この詩は、水車がただひたすらに回り続ける様子を、簡潔な言葉で描き出しております。その動きは、自らの意思によるものではなく、すべてを川の流れという大きな力に委ねているかのようです。私たち人間の生もまた、抗うことのできない時の流れや運命に、ただ身を任せて進んでいくしかない、そのような静かな諦念と、どこか清らかな受容の心境が伝わってまいります。繰り返される「まわる」という言葉は、水車の単調な動きであると同時に、人生の循環や、避けがたい運命の繰り返しを象徴しているようにも感じられます。自然の摂理に身を委ねることで得られる、ある種の平穏が、この短い詩の中に深く息づいているのではないでしょうか。

北原白秋は、日本の近代詩壇において多大な足跡を残した詩人です。彼の作品には、童謡のような純粋さの中に、深い象徴性や哲学的な思索が込められていることが少なくありません。この「水車」という短い詩もまた、簡潔な言葉の裏に、白秋の人生観や自然観が静かに息づいているように思われます。
白秋の生きた時代は、近代化の波が押し寄せ、人々が自己の存在意義や生き方について深く問い直す時期でもありました。彼は、故郷の柳川での豊かな自然体験を詩作の源泉としつつも、都会での孤独や内面の葛藤を抱えていたことでしょう。この詩における「川のながれに 身を まかせて」という表現は、単なる物理的な描写に留まらず、人生における受動性、あるいは抗うことのできない運命への静かな降伏、そしてその中に見出す穏やかな境地を示唆しているのではないでしょうか。

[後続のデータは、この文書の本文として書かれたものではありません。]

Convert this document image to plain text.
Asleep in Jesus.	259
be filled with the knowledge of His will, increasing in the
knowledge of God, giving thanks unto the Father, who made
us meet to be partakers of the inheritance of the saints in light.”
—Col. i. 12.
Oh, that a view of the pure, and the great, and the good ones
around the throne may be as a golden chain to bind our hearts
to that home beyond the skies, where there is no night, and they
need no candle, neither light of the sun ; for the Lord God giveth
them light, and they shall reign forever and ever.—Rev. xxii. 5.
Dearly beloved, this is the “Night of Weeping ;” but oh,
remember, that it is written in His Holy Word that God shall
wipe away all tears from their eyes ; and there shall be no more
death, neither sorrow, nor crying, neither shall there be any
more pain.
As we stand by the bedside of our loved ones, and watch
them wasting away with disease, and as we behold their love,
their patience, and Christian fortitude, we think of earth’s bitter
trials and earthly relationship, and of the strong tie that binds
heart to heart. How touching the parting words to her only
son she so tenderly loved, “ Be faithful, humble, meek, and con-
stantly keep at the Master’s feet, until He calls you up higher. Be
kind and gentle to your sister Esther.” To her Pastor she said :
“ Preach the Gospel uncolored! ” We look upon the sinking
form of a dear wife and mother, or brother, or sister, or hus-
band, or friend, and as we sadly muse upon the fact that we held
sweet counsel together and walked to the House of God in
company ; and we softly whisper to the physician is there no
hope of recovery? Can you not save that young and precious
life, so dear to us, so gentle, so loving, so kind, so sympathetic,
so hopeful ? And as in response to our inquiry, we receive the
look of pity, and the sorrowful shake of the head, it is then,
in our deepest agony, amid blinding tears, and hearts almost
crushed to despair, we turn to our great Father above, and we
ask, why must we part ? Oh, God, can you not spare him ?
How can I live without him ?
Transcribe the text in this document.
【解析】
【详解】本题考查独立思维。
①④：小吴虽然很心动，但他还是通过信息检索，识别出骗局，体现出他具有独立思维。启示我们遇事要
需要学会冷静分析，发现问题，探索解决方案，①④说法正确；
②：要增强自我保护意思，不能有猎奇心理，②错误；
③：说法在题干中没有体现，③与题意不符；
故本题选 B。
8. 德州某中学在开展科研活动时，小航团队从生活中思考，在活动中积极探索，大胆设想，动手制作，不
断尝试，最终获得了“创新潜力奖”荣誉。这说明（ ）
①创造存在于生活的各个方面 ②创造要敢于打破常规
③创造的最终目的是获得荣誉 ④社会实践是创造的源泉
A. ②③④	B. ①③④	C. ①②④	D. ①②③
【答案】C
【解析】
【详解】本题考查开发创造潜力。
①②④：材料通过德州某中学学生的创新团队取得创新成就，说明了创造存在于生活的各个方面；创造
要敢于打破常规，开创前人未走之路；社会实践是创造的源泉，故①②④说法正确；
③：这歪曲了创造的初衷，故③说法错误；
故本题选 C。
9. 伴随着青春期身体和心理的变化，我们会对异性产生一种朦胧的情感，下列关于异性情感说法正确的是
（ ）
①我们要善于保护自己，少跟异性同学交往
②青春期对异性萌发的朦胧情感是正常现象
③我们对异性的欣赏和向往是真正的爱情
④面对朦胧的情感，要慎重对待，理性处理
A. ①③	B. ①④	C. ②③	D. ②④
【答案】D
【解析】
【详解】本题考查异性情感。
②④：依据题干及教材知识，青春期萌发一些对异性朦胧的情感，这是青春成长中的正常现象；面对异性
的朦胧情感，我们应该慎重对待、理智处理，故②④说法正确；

水車は、自らの力で動くのではなく、自然の力、すなわち川の流れによって生かされています。それはまるで、私たち人間が、時に抗いがたい社会の潮流や、個人の力ではどうすることもできない運命の奔流に身を委ねながら生きている姿と重なります。この詩は、そうした人生の真実を、押し付けがましくなく、しかし深くしみじみと語りかけているのです。静かに回り続ける水車の姿は、変化し続ける世の中にあって、変わらぬ本質、あるいは人生の循環を象徴しているのかもしれません。白秋は、この短い詩を通して、読者に自身の内面と向き合い、人生の大きな流れを受け入れることの尊さを、そっと教えてくれているように感じられます。